Researchers Developing Technology for Smart Speakers Like Amazon Echo to Monitor Heartbeats
Researchers have developed an Artificial Intelligence through which heartbeats can be monitored without physical contact. These devices can detect cardiac arrests or monitor babies’ breathing. The report says the speaker will become a “short-term active sonar system”. We might soon get another use for Amazon Echo, Google Home, or other smart speakers.
Here’s How it Works
Amazon Echo, “When I say, ‘Hey, Alexa,’ the microphones find me together in the room and listen to what I’m saying next,” said Shyam Gollakota, senior author of the study and associate professor at the university. G. Allen School of Computer Science and Engineering, statement. “It’s basically something that’s happening with the heartbeat.”
The system sends imperceptible sounds from the orator out into a room and, based on the way the sounds are reflected back to the speaker; it can identify and supervise individual heartbeats. Because the heartbeat is such a compact motion, the team’s system uses machine learning to help the smart speaker locate signals from both regular and irregular heartbeats. The so-called ‘self-supervised machine’ learns algorithms on the fly instead of from a training set. This algorithm combines signals from all of the smart speaker’s multiple microphones to identify the shifting heartbeat gesture.
The Ease from Technology
The heartbeat signals that the smart speaker(Amazon Echo, Google Home, or others) detects don’t look like the up and down zigzag lines commonly related to the heartbeat monitors we see.
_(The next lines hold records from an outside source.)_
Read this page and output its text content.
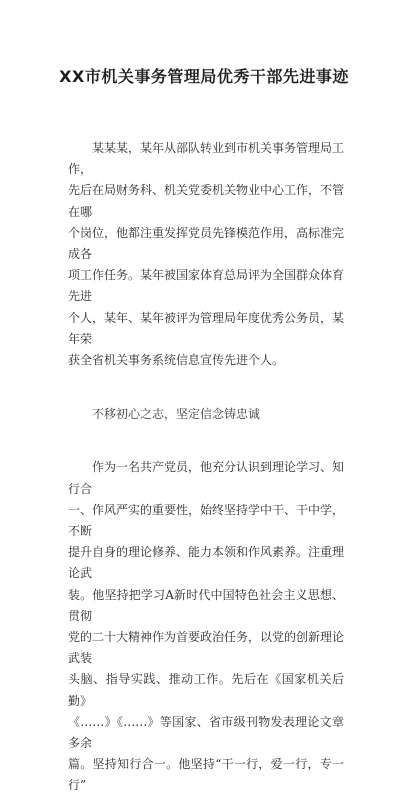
XX市机关事务管理局优秀干部先进事迹

某某某，某年从部队转业到市机关事务管理局工作，
先后在局财务科、机关党委机关物业中心工作，不管在哪
个岗位，他都注重发挥党员先锋模范作用，高标准完成各
项工作任务。某年被国家体育总局评为全国群众体育先进
个人，某年、某年被评为管理局年度优秀公务员，某年荣
获全省机关事务系统信息宣传先进个人。

不移初心之志，坚定信念铸忠诚

作为一名共产党员，他充分认识到理论学习、知行合
一、作风严实的重要性，始终坚持学中干、干中学，不断
提升自身的理论修养、能力本领和作风素养。注重理论武
装。他坚持把学习A新时代中国特色社会主义思想、贯彻
党的二十大精神作为首要政治任务，以党的创新理论武装
头脑、指导实践、推动工作。先后在《国家机关后勤》
《……》《……》等国家、省市级刊物发表理论文章多余
篇。坚持知行合一。他坚持“干一行，爱一行，专一行”
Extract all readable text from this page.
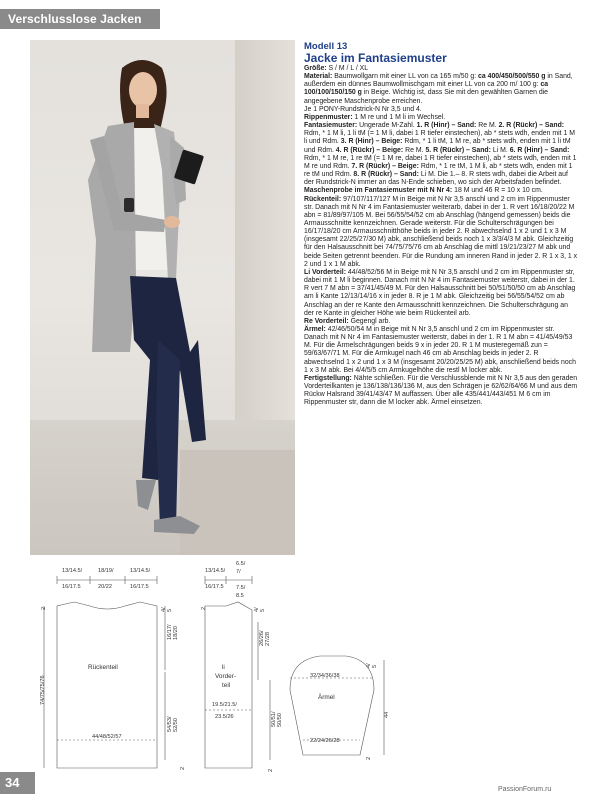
Verschlusslose Jacken
Modell 13
Jacke im Fantasiemuster

Größe: S / M / L / XL

Material: Baumwollgarn mit einer LL von ca 165 m/50 g: ca 400/450/500/550 g in Sand, außerdem ein dünnes Baumwollmischgarn mit einer LL von ca 200 m/ 100 g: ca 100/100/150/150 g in Beige. Wichtig ist, dass Sie mit den gewählten Garnen die angegebene Maschenprobe erreichen.

Je 1 PONY-Rundstrick-N Nr 3,5 und 4.

Rippenmuster: 1 M re und 1 M li im Wechsel.

Fantasiemuster: Ungerade M-Zahl. 1. R (Hinr) – Sand: Re M. 2. R (Rückr) – Sand: Rdm, * 1 M li, 1 li tM (= 1 M li, dabei 1 R tiefer einstechen), ab * stets wdh, enden mit 1 M li und Rdm. 3. R (Hinr) – Beige: Rdm, * 1 li tM, 1 M re, ab * stets wdh, enden mit 1 li tM und Rdm. 4. R (Rückr) – Beige: Re M. 5. R (Rückr) – Sand: Li M. 6. R (Hinr) – Sand: Rdm, * 1 M re, 1 re tM (= 1 M re, dabei 1 R tiefer einstechen), ab * stets wdh, enden mit 1 M re und Rdm. 7. R (Rückr) – Beige: Rdm, * 1 re tM, 1 M li, ab * stets wdh, enden mit 1 re tM und Rdm. 8. R (Rückr) – Sand: Li M. Die 1.– 8. R stets wdh, dabei die Arbeit auf der Rundstrick-N immer an das N-Ende schieben, wo sich der Arbeitsfaden befindet.

Maschenprobe im Fantasiemuster mit N Nr 4: 18 M und 46 R = 10 x 10 cm.

Rückenteil: 97/107/117/127 M in Beige mit N Nr 3,5 anschl und 2 cm im Rippenmuster str. Danach mit N Nr 4 im Fantasiemuster weiterarb, dabei in der 1. R vert 16/18/20/22 M abn = 81/89/97/105 M. Bei 56/55/54/52 cm ab Anschlag (hängend gemessen) beids die Armausschnitte kennzeichnen. Gerade weiterstr. Für die Schulterschrägungen bei 16/17/18/20 cm Armausschnitthöhe beids in jeder 2. R abwechselnd 1 x 2 und 1 x 3 M (insgesamt 22/25/27/30 M) abk, anschließend beids noch 1 x 3/3/4/3 M abk. Gleichzeitig für den Halsausschnitt bei 74/75/75/76 cm ab Anschlag die mittl 19/21/23/27 M abk und beide Seiten getrennt beenden. Für die Rundung am inneren Rand in jeder 2. R 1 x 3, 1 x 2 und 1 x 1 M abk.

Li Vorderteil: 44/48/52/56 M in Beige mit N Nr 3,5 anschl und 2 cm im Rippenmuster str, dabei mit 1 M li beginnen. Danach mit N Nr 4 im Fantasiemuster weiterstr, dabei in der 1. R vert 7 M abn = 37/41/45/49 M. Für den Halsausschnitt bei 50/51/50/50 cm ab Anschlag am li Kante 12/13/14/16 x in jeder 8. R je 1 M abk. Gleichzeitig bei 56/55/54/52 cm ab Anschlag an der re Kante den Armausschnitt kennzeichnen. Die Schulterschrägung an der re Kante in gleicher Höhe wie beim Rückenteil arb.

Re Vorderteil: Gegengl arb.

Ärmel: 42/46/50/54 M in Beige mit N Nr 3,5 anschl und 2 cm im Rippenmuster str. Danach mit N Nr 4 im Fantasiemuster weiterstr, dabei in der 1. R 1 M abn = 41/45/49/53 M. Für die Ärmelschrägungen beids 9 x in jeder 20. R 1 M musteregemäß zun = 59/63/67/71 M. Für die Armkugel nach 46 cm ab Anschlag beids in jeder 2. R abwechselnd 1 x 2 und 1 x 3 M (insgesamt 20/20/25/25 M) abk, anschließend beids noch 1 x 3 M abk. Bei 4/4/5/5 cm Armkugelhöhe die restl M locker abk.

Fertigstellung: Nähte schließen. Für die Verschlussblende mit N Nr 3,5 aus den geraden Vorderteilkanten je 136/138/136/136 M, aus den Schrägen je 62/62/64/66 M und aus dem Rückw Halsrand 39/41/43/47 M auffassen. Über alle 435/441/443/451 M 6 cm im Rippenmuster str, dann die M locker abk. Ärmel einsetzen.

13/14.5/
16/17.5
18/19/
20/22
13/14.5/
16/17.5
Rückenteil
44/48/52/57
74/75/75/76
2	4/ 5
16/17/ 18/20
54/53/ 52/50
2
13/14.5/
16/17.5
6.5/
7/
7.5/
8.5
li
Vorder-
teil
19.5/21.5/
23.5/26
4/ 5
26/26/ 27/28
50/51/ 50/50
2
2
32/34/36/38
Ärmel
22/24/26/28
4/ 5
44
2
34	PassionForum.ru
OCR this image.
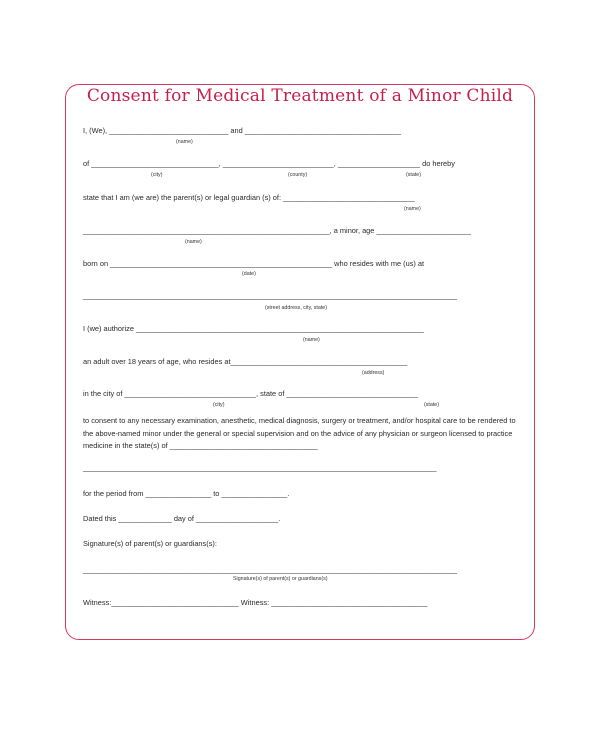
Consent for Medical Treatment of a Minor Child
I, (We), _____________________________ and ______________________________________
(name)
of _______________________________, ___________________________, ____________________ do hereby
(city)	(county)	(state)
state that I am (we are) the parent(s) or legal guardian (s) of: ________________________________
(name)
____________________________________________________________, a minor, age _______________________
(name)
born on ______________________________________________________ who resides with me (us) at
(date)
___________________________________________________________________________________________
(street address, city, state)
I (we) authorize ______________________________________________________________________
(name)
an adult over 18 years of age, who resides at___________________________________________
(address)
in the city of ________________________________, state of ________________________________
(city)	(state)
to consent to any necessary examination, anesthetic, medical diagnosis, surgery or treatment, and/or hospital care to be rendered to the above-named minor under the general or special supervision and on the advice of any physician or surgeon licensed to practice medicine in the state(s) of ____________________________________
______________________________________________________________________________________
for the period from ________________ to ________________.
Dated this _____________ day of ____________________.
Signature(s) of parent(s) or guardians(s):
___________________________________________________________________________________________
Signature(s) of parent(s) or guardians(s)
Witness:_______________________________ Witness: ______________________________________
The researchers used a second algorithm to segment the signal into individual heartbeats so that the system could extract what is known as the inter-beat interval, or the amount of time between two heartbeats.
This technology would be so useful for patients with cardiac arrhythmias which are common but at the same time difficult to be diagnosed as they are uncertain. “If you have a device like this, you can monitor a patient on an extended basis and define patterns that are individualized for the patient.” Dr. Arun Sridhar said that this is the future of cardiology. And the beauty of using these kinds of devices is that they are already in people’s homes.